Da immateriale a luogo fisico dove esplode la rabbia, l’indignazione e la denuncia. Sul profilo Facebook di Furio Fusco, il manager fotografo delle modelle romane e non solo, esplodono i commenti e l’indignazione. Il social network preferito dal cacciatore di lolite si è trasformato così in una pubblica gogna.
“A Rebibbia ti fanno la festa…” alludendo al trattamento riservato solitamente in carcere ai detenuti accusati di pedofilia. C’è chi rincara: “Buon casting a Rebibbia! Attenzione a non far cadere il sapone”, e chi ha già scritto la sentenza: “Buttate la chiave”.
A fare più rabbia l’accusa infamante di prediligere le minorenni: “Complimenti.. pure pedofilo!!! hanno fatto bene ad arrestarti oggi!! buona permanenza a Rebibbia”, oppure “pedofilo pedofilo pedofilo pedofilo!”, “Un coglione in meno !!! 😀 :-D”, “Merda di un pedofilo!”, “Pedofilo demmerda te scoppiasse la testa!”, “Fatti curare malato di cervello!!!!!!!!”.
Il fotografo convinceva le ragazzine ad accettare le sue attenzioni con una vera e propria “opera di persuasione”, che si concentrava sulle “giovani più sensibili alle sue richieste: Fusco, nelle conversazioni intercettate, declamava le sue capacità di massaggiatore in grado di far raggiungere particolare “piacere” a chi ne usufruiva, massaggi che in alcuni casi potevano anche prevedere l’uso “di vibratori che l’uomo indica come giocattoli”. Questo il lato più preso di mira dalla rete: “Tacci tua ..e de quanno non te beccano in dieci e te gonfiano …MAIALE !!!”.
Ma c’è anche chi mette sotto accusa la disponibilità delle ragazzine e sono soprattutto le donne ad andare giù duro: “Ehm..le bimbe erano “grandicelle” abbastanza da intendere e volere, non credo fossero nemmeno loro degli agnellini pasquali, e poi dai su ..non siate ipocriti, come se nessuno di voi si girasse a guardare una diciottenne di bellapresenza che passa, mi ci gioco la testa. Questi linciaggi sono da gente retrograda e ipocrita, fatela finita, che passate al torto”. Si legge ancora:
“É giustissimo che chi sbaglia e,soprattutto in questo modo, paghi, perché fa schifo, mi viene il vomito a vedere che succedono ancora queste cose,ma penso anche che a 14 anni un cervello lo hai e dovresti usarlo! Anche se ti promettono il mondo non per questo sei giustificata ad accettare certe cose! Credo anche che i genitori, specialmente quando le ragazze sono minorenni, hanno l’obbligo di accompagnarti e di essere presenti agli scatti! Forse tante cose si eviterebbero!”

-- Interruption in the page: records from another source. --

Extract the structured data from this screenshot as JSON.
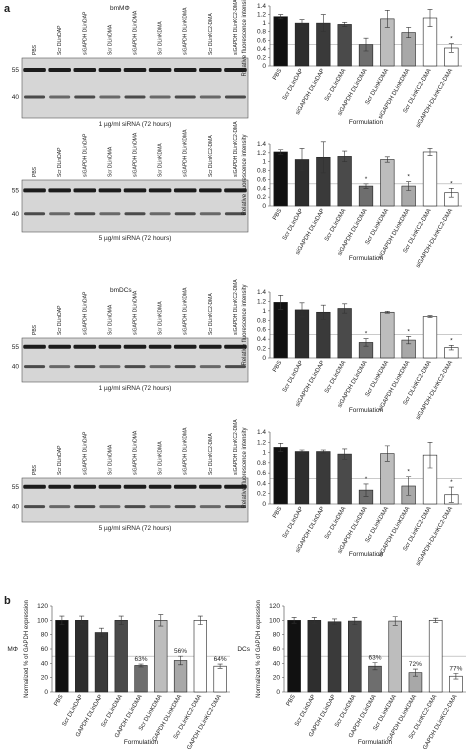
{
  "panels": [
    "a",
    "b"
  ],
  "sections": [
    "bmMΦ",
    "bmDCs"
  ],
  "blots": [
    {
      "lanes": [
        "PBS",
        "Scr DLinDAP",
        "siGAPDH DLinDAP",
        "Scr DLinDMA",
        "siGAPDH DLinDMA",
        "Scr DLinKDMA",
        "siGAPDH DLinKDMA",
        "Scr DLinKC2-DMA",
        "siGAPDH DLinKC2-DMA"
      ],
      "markers": [
        "55",
        "40"
      ],
      "caption": "1 µg/ml siRNA (72 hours)"
    },
    {
      "lanes": [
        "PBS",
        "Scr DLinDAP",
        "siGAPDH DLinDAP",
        "Scr DLinDMA",
        "siGAPDH DLinDMA",
        "Scr DLinKDMA",
        "siGAPDH DLinKDMA",
        "Scr DLinKC2-DMA",
        "siGAPDH DLinKC2-DMA"
      ],
      "markers": [
        "55",
        "40"
      ],
      "caption": "5 µg/ml siRNA (72 hours)"
    },
    {
      "lanes": [
        "PBS",
        "Scr DLinDAP",
        "siGAPDH DLinDAP",
        "Scr DLinDMA",
        "siGAPDH DLinDMA",
        "Scr DLinKDMA",
        "siGAPDH DLinKDMA",
        "Scr DLinKC2-DMA",
        "siGAPDH DLinKC2-DMA"
      ],
      "markers": [
        "55",
        "40"
      ],
      "caption": "1 µg/ml siRNA (72 hours)"
    },
    {
      "lanes": [
        "PBS",
        "Scr DLinDAP",
        "siGAPDH DLinDAP",
        "Scr DLinDMA",
        "siGAPDH DLinDMA",
        "Scr DLinKDMA",
        "siGAPDH DLinKDMA",
        "Scr DLinKC2-DMA",
        "siGAPDH DLinKC2-DMA"
      ],
      "markers": [
        "55",
        "40"
      ],
      "caption": "5 µg/ml siRNA (72 hours)"
    }
  ],
  "chart_data": [
    {
      "type": "bar",
      "y_label": "Relative fluorescence intensity",
      "x_label": "Formulation",
      "categories": [
        "PBS",
        "Scr DLinDAP",
        "siGAPDH DLinDAP",
        "Scr DLinDMA",
        "siGAPDH DLinDMA",
        "Scr DLinKDMA",
        "siGAPDH DLinKDMA",
        "Scr DLinKC2-DMA",
        "siGAPDH-DLinKC2-DMA"
      ],
      "values": [
        1.15,
        1.0,
        1.0,
        0.97,
        0.5,
        1.1,
        0.78,
        1.12,
        0.42
      ],
      "errors": [
        0.05,
        0.08,
        0.2,
        0.05,
        0.15,
        0.2,
        0.12,
        0.2,
        0.1
      ],
      "annotations": [
        null,
        null,
        null,
        null,
        null,
        null,
        null,
        null,
        "*"
      ],
      "colors": [
        "#111111",
        "#2e2e2e",
        "#3a3a3a",
        "#4a4a4a",
        "#6e6e6e",
        "#bdbdbd",
        "#a8a8a8",
        "#ffffff",
        "#ffffff"
      ],
      "reference_line": 0.5,
      "ylim": [
        0,
        1.4
      ],
      "yticks": [
        0,
        0.2,
        0.4,
        0.6,
        0.8,
        1,
        1.2,
        1.4
      ]
    },
    {
      "type": "bar",
      "y_label": "Relative fluorescence intensity",
      "x_label": "Formulation",
      "categories": [
        "PBS",
        "Scr DLinDAP",
        "siGAPDH DLinDAP",
        "Scr DLinDMA",
        "siGAPDH DLinDMA",
        "Scr DLinKDMA",
        "siGAPDH DLinKDMA",
        "Scr DLinKC2-DMA",
        "siGAPDH-DLinKC2-DMA"
      ],
      "values": [
        1.22,
        1.05,
        1.1,
        1.12,
        0.45,
        1.05,
        0.45,
        1.22,
        0.3
      ],
      "errors": [
        0.05,
        0.25,
        0.35,
        0.12,
        0.05,
        0.06,
        0.1,
        0.08,
        0.1
      ],
      "annotations": [
        null,
        null,
        null,
        null,
        "*",
        null,
        "*",
        null,
        "*"
      ],
      "colors": [
        "#111111",
        "#2e2e2e",
        "#3a3a3a",
        "#4a4a4a",
        "#6e6e6e",
        "#bdbdbd",
        "#a8a8a8",
        "#ffffff",
        "#ffffff"
      ],
      "reference_line": 0.5,
      "ylim": [
        0,
        1.4
      ],
      "yticks": [
        0,
        0.2,
        0.4,
        0.6,
        0.8,
        1,
        1.2,
        1.4
      ]
    },
    {
      "type": "bar",
      "y_label": "Relative fluorescence intensity",
      "x_label": "Formulation",
      "categories": [
        "PBS",
        "Scr DLinDAP",
        "siGAPDH DLinDAP",
        "Scr DLinDMA",
        "siGAPDH DLinDMA",
        "Scr DLinKDMA",
        "siGAPDH DLinKDMA",
        "Scr DLinKC2-DMA",
        "siGAPDH-DLinKC2-DMA"
      ],
      "values": [
        1.18,
        1.02,
        0.97,
        1.05,
        0.33,
        0.97,
        0.38,
        0.88,
        0.22
      ],
      "errors": [
        0.15,
        0.15,
        0.15,
        0.1,
        0.08,
        0.02,
        0.08,
        0.02,
        0.05
      ],
      "annotations": [
        null,
        null,
        null,
        null,
        "*",
        null,
        "*",
        null,
        "*"
      ],
      "colors": [
        "#111111",
        "#2e2e2e",
        "#3a3a3a",
        "#4a4a4a",
        "#6e6e6e",
        "#bdbdbd",
        "#a8a8a8",
        "#ffffff",
        "#ffffff"
      ],
      "reference_line": 0.5,
      "ylim": [
        0,
        1.4
      ],
      "yticks": [
        0,
        0.2,
        0.4,
        0.6,
        0.8,
        1,
        1.2,
        1.4
      ]
    },
    {
      "type": "bar",
      "y_label": "Relative fluorescence intensity",
      "x_label": "Formulation",
      "categories": [
        "PBS",
        "Scr DLinDAP",
        "siGAPDH DLinDAP",
        "Scr DLinDMA",
        "siGAPDH DLinDMA",
        "Scr DLinKDMA",
        "siGAPDH DLinKDMA",
        "Scr DLinKC2-DMA",
        "siGAPDH-DLinKC2-DMA"
      ],
      "values": [
        1.1,
        1.02,
        1.02,
        0.97,
        0.27,
        0.98,
        0.35,
        0.95,
        0.18
      ],
      "errors": [
        0.08,
        0.03,
        0.03,
        0.1,
        0.12,
        0.15,
        0.18,
        0.25,
        0.15
      ],
      "annotations": [
        null,
        null,
        null,
        null,
        "*",
        null,
        "*",
        null,
        "*"
      ],
      "colors": [
        "#111111",
        "#2e2e2e",
        "#3a3a3a",
        "#4a4a4a",
        "#6e6e6e",
        "#bdbdbd",
        "#a8a8a8",
        "#ffffff",
        "#ffffff"
      ],
      "reference_line": 0.5,
      "ylim": [
        0,
        1.4
      ],
      "yticks": [
        0,
        0.2,
        0.4,
        0.6,
        0.8,
        1,
        1.2,
        1.4
      ]
    },
    {
      "type": "bar",
      "y_label": "Normalized % of GAPDH expression",
      "group_label": "MΦ",
      "x_label": "Formulation",
      "categories": [
        "PBS",
        "Scr DLinDAP",
        "GAPDH DLinDAP",
        "Scr DLinDMA",
        "GAPDH DLinDMA",
        "Scr DLinKDMA",
        "GAPDH DLinKDMA",
        "Scr DLinKC2-DMA",
        "GAPDH DLinKC2-DMA"
      ],
      "values": [
        100,
        100,
        83,
        100,
        37,
        100,
        44,
        100,
        36
      ],
      "errors": [
        6,
        6,
        6,
        6,
        2,
        8,
        6,
        6,
        3
      ],
      "annotations": [
        null,
        null,
        null,
        null,
        "63%",
        null,
        "56%",
        null,
        "64%"
      ],
      "colors": [
        "#111111",
        "#2e2e2e",
        "#3a3a3a",
        "#4a4a4a",
        "#6e6e6e",
        "#bdbdbd",
        "#a8a8a8",
        "#ffffff",
        "#ffffff"
      ],
      "reference_line": 50,
      "ylim": [
        0,
        120
      ],
      "yticks": [
        0,
        20,
        40,
        60,
        80,
        100,
        120
      ]
    },
    {
      "type": "bar",
      "y_label": "Normalized % of GAPDH expression",
      "group_label": "DCs",
      "x_label": "Formulation",
      "categories": [
        "PBS",
        "Scr DLinDAP",
        "GAPDH DLinDAP",
        "Scr DLinDMA",
        "GAPDH DLinDMA",
        "Scr DLinKDMA",
        "GAPDH DLinKDMA",
        "Scr DLinKC2-DMA",
        "GAPDH DLinKC2-DMA"
      ],
      "values": [
        100,
        100,
        98,
        99,
        36,
        99,
        27,
        100,
        22
      ],
      "errors": [
        4,
        4,
        4,
        5,
        5,
        6,
        5,
        3,
        4
      ],
      "annotations": [
        null,
        null,
        null,
        null,
        "63%",
        null,
        "72%",
        null,
        "77%"
      ],
      "colors": [
        "#111111",
        "#2e2e2e",
        "#3a3a3a",
        "#4a4a4a",
        "#6e6e6e",
        "#bdbdbd",
        "#a8a8a8",
        "#ffffff",
        "#ffffff"
      ],
      "reference_line": 50,
      "ylim": [
        0,
        120
      ],
      "yticks": [
        0,
        20,
        40,
        60,
        80,
        100,
        120
      ]
    }
  ]
}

La risposta arriva a stretto giro da una ragazza che da quei provini era fuggita: “Conosco Furio, ma di sfuggita.. ho 17 anni e ringrazio Dio ad avermi sostenuta quel giorno quando feci il provino nel suo ufficio… Non ero convinta.. c’era qualcosa che non andava in lui.. ci fui andata con mia mamma.. e lui insisteva dicendo che secondo lui i genitori non si devono mischiarsi in queste cose, e che tocca lasciare le figlie libere… Bhe io proprio per quello capii che non era una persona affidabile.. xche mi dispiace, toccatemi tutto, ma mia mamma, compagna di avventure e concorsi no! Appena ho letto la notizia sono rimasta a bocca aperta.. Spero che ora in carcere gli faranno male male male!”
Furio Fusco non è un nome qualunque, ma un professionista conosciuto in tutta la capitale: un lavoro borderline il suo e c’è chi lo mette in evidenzia sottolineando anche la promiscuità delle giovani romane: “Mi rivolgo a tutti i maschietti moralisti….!! La sera uscite mai nelle vie del centro di Roma, venite mai a Pontemilvio, andate mai nelle discoteche, agli aperitivi ecc….? Quante ne vedete minorenni super acchittate vestite in maniera strasexy..!! Ora voglio vedere quanti di voi nn si girano x guardarle e spesso fanno pensieri strani su di loro….!! Quindi vi prego fatela finita con sti commenti del cazzo da finti moralisti…!! Sono le,ragazze stesse ad essere troiette e nn Furio ad essere Pedofilo….!! Le ragazze sono tutte sviluppate e con un cervello,nn bambine che giocano con le bambole a casa….!!!!”
Infine c’è chi fa il garantista, e chiude con un sorriso ironico: “Fermo restando che fino a quando uno non è condannato vale la presunzione di innocenza ma per la postproduzione di questa di certo merita una condanna e il sequestro di photoshop visto il l’orribile scontorno e il ritocco alla pelle!”.